I don’t know if that makes it seem even more confusing, but what I am trying to get at is that the more the universe recapitulates itself as increasingly nested experiences, the more important it is that we see that which is nesting itself as primary and the overall nest as ‘inanimate’. Pragmatically, we can’t walk around the house worried about how the carpet fibers feel, or whether we have underestimated the feelings of the avatar we have created in a computer game. If it is the nesting instead which is primary rather than what is being nested, then we have no justification at all for our intuitions about life and death or organic vs artificial processes and we can only turn to a kind of gradient of probable intelligence based on complexity.
There are a lot of problems with that, not the least of which is that we are required to take the word of any sufficiently sophisticated machine over our own understanding. We become unable to justify any significant difference between an interactive cartoon character that acts like a person, and a fellow human being. A successful stock market trading program would be entitled to staff companies entirely with copies of itself and reduce the entire human population to an unemployed resource liability. I’m just throwing out a few wild examples, but there are many less extreme but undesirable consequences to personifying information processes, as we are starting to see with the rise of corporate personhood in the US. A corporation is an information process, as is a city, but we have to decide whether the employees and citizens ultimately serve the motives of the process or whether the processes are to extend from their motives. If process is primary, then we are mere spectators to the process of our own irrelevance. If sense and motive are primary, then the process is ours to do with it as we wish. Nothing short of the future of the universe hangs in the balance. It is more convenient to work with measurable processes and theories than messy emotions and sensations, yet the universe has found a way to do that, and I think so should we.

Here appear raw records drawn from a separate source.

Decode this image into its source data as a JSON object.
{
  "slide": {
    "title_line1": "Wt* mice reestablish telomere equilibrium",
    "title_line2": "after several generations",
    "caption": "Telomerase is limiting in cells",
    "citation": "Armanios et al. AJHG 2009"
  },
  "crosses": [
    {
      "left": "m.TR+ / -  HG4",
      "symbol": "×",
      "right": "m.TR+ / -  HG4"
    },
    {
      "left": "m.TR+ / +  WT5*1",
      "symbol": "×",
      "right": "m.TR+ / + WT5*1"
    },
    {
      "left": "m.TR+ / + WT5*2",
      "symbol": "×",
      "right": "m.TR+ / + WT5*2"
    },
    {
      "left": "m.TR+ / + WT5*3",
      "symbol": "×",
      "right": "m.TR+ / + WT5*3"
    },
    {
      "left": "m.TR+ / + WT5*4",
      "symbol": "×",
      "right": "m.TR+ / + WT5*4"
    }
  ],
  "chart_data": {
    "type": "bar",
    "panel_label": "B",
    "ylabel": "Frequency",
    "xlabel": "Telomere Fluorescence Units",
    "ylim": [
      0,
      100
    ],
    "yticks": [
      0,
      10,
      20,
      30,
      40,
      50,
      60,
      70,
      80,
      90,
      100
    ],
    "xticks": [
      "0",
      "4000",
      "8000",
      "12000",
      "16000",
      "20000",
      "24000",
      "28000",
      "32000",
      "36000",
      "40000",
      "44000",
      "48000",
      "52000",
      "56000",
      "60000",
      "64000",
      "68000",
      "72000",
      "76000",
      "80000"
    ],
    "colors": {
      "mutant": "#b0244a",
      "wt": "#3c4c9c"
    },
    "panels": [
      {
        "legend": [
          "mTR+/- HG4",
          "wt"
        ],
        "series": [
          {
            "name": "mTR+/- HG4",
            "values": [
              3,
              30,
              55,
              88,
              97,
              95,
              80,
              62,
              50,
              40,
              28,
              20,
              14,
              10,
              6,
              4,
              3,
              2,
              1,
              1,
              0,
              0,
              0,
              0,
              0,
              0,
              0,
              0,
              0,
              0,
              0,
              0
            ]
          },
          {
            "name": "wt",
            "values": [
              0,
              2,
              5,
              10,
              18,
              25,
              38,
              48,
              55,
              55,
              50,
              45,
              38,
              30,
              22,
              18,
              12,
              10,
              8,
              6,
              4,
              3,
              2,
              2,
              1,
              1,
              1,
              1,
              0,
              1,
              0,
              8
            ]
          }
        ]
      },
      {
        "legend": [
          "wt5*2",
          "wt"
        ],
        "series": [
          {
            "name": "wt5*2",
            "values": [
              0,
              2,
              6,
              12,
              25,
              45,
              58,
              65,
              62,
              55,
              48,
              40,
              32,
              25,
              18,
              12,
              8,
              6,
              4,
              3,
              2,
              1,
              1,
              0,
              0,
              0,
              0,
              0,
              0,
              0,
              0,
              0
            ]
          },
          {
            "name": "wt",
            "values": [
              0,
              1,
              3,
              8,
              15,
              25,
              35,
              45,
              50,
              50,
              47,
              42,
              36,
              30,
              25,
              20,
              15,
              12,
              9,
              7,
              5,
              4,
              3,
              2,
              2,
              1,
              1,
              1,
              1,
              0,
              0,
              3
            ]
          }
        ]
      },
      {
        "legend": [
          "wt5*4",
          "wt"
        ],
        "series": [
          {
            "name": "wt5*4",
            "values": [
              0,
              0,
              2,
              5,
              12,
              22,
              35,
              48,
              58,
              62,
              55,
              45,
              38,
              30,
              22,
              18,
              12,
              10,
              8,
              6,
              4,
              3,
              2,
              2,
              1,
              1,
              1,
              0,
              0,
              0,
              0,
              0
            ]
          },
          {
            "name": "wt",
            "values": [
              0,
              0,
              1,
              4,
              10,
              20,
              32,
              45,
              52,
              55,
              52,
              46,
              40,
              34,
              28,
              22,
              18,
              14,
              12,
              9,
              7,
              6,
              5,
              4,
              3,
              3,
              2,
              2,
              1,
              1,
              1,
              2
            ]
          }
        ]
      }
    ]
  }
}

If we think of the world that we see through our eyes as an experience in the moment rather than the whole truth of existence, it is no longer a given that configurations and complexity are creators of life. The cellular machinery only relates to extra-cellular machinery on far micro and far macro levels of description. The most dynamic range is the fertile middle. Humans have, as far as we know, the broadest range between the mechanistic ‘out there’ and animistic ‘in here’. This is what makes us human. Any theory which does not clearly understand why that is important is not a complete theory, and is therefore ultimately a theory of the destruction of humanity. I’m not a huge fan of humanity myself, so I say this not as some Cassandra-esque wolf crying, but as a consequence of what seems to be the case when I add up everything to get a big picture. Information cannot feel. These words are not generic patterns produced by inevitable process alone. They are my words, and I am instantiating them directly on my own irreducibly macrophenomenal level.